Another quote. I was struck by this from the Catholic philosopher Jacques Maritain, quoted in an edition of the Mars Hill Audio Journal.
“In turning toward his own inwardness and looking for his own subjectivity to grasp and express, [the artist] may become divided from things and imprisoned in himself. He may lose at the same time the poetic spark of creativity and the sense of the very work to be done, if he forgets that the creative self cannot possibly be revealed except in the joint revelation of the reality and transreality; of things and of some secret meaning grasped in them. Why? Because it is in an awakening to things that creative subjectivity awakens to itself. In and through that obscure and emotional knowledge, inexpressible by concepts, expressible only by the work which is poetic knowledge and in which subjectivity itself is made into a means of grasping the world.”
The quote is from a 1954 book by Maritain on his friend Georges Rouault and was brought up in the context of an interview with Thomas Hibbs, who has written the text to a catalogue of an exhibition of paintings by Rouault and Makoto Fujimura. Ken Myers, the interviewer, went on to unpack this quote a little by saying:
“This is a concise expression of Maritain’s belief in the way that art helps us know something about the existence of the world. Things – apples, birds, a sleeping girl, a man on a horse – reveal reality. Things aren’t just meaningless stuff. They are gracious epiphanies. Things confer a kind of real knowledge about the world, though not a knowledge that fits into concepts. Artists and composers and poets help us as we try to perceive that knowledge”.
I like the phrase ‘gracious epiphanies’. It needs a bit of chewing over, that one. It makes me think of Marilynne Robinson’s excellent novel, Gilead, in which the character, John Ames, an elderly Congregationalist pastor who is dying, reflects on his life for the benefit of his young son, who will never grow up to know his father. Ames is a sensitive man and his accounts contain many ‘gracious epiphanies’; little things that reveal poetic truths. When his fiery grandfather, who is also a pastor, talks about his visions of Jesus, which had spurred him to shed blood for the abolitionist cause, the younger Ames responds that there is a great sun shining over the whole world. I must look up the proper quote, as I’m not sure I got it right. I think what he means, though, is that the gracious epiphanies in things speak with a voice just as direct to anyone with an ear to listen as the supposed visions do to the grandfather (whose mental stability the book ultimately casts doubt on). It’s the same thought as expressed in Psalm 19, when it says: “The heavens declare the glory of God”.
Rouault and Fujimura, who are both very different artists, derive a sense of the meaningfulness of the cosmos from their faiths in God.
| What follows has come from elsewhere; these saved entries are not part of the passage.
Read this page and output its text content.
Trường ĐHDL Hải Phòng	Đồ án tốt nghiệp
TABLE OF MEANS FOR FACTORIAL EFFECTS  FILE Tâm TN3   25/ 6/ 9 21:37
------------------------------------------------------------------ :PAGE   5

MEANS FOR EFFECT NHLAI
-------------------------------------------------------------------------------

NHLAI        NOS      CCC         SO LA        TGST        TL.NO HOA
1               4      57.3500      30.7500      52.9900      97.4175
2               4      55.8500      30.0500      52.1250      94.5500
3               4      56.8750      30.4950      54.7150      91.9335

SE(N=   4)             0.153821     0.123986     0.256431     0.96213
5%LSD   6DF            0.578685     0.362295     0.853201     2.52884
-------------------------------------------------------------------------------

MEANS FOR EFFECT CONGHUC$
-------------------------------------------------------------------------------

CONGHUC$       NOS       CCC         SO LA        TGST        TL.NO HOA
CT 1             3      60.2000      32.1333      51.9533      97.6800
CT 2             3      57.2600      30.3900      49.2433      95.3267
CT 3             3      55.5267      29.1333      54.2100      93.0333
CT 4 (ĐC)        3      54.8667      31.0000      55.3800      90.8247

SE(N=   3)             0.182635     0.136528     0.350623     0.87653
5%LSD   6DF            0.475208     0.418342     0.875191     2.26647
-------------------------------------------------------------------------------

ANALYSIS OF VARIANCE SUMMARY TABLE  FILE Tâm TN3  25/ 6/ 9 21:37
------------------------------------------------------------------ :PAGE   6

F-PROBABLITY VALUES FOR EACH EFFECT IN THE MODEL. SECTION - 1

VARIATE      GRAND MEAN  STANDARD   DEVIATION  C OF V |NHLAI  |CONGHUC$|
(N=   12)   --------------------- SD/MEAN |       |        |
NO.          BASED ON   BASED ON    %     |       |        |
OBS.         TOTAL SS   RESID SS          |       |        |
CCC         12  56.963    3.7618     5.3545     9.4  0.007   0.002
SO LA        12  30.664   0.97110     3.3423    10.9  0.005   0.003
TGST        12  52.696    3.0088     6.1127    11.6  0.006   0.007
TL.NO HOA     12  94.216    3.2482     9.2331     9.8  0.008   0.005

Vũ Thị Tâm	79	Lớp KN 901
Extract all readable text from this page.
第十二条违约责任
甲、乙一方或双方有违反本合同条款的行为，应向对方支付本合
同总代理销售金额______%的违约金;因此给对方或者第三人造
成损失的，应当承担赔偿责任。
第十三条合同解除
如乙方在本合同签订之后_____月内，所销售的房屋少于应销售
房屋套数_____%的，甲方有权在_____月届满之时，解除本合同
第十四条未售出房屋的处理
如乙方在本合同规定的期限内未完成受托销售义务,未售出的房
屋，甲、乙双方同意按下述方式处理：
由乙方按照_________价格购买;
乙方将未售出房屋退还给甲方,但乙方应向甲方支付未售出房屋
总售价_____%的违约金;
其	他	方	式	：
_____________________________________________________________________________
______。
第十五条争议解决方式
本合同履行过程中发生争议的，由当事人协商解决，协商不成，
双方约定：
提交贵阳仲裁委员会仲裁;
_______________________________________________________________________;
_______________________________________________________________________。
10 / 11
In the same edition of the Mars Hill Audio Journal, Ken Myers interviews Stratford Caldecott, author of a book called Beauty for Truth’s Sake, on this same theme of the loss of a sense of a coherent meaning within creation being linked to the denial of beauty. There is much to think about in this area!
I also like Maritain’s observation that poetic knowledge is not expressible in concepts. It is obscure and emotional. Felt. That’s why it is so hard to talk about what one is doing as an artist. I have a bit of my Dad in me, which is hard-nosed and thinks that this ‘knowledge’ is no knowledge at all and ‘just feelings’. But even my Dad, for whom such thoughts have no meaning at all, responds to the lines of a 1963 SAAB 96!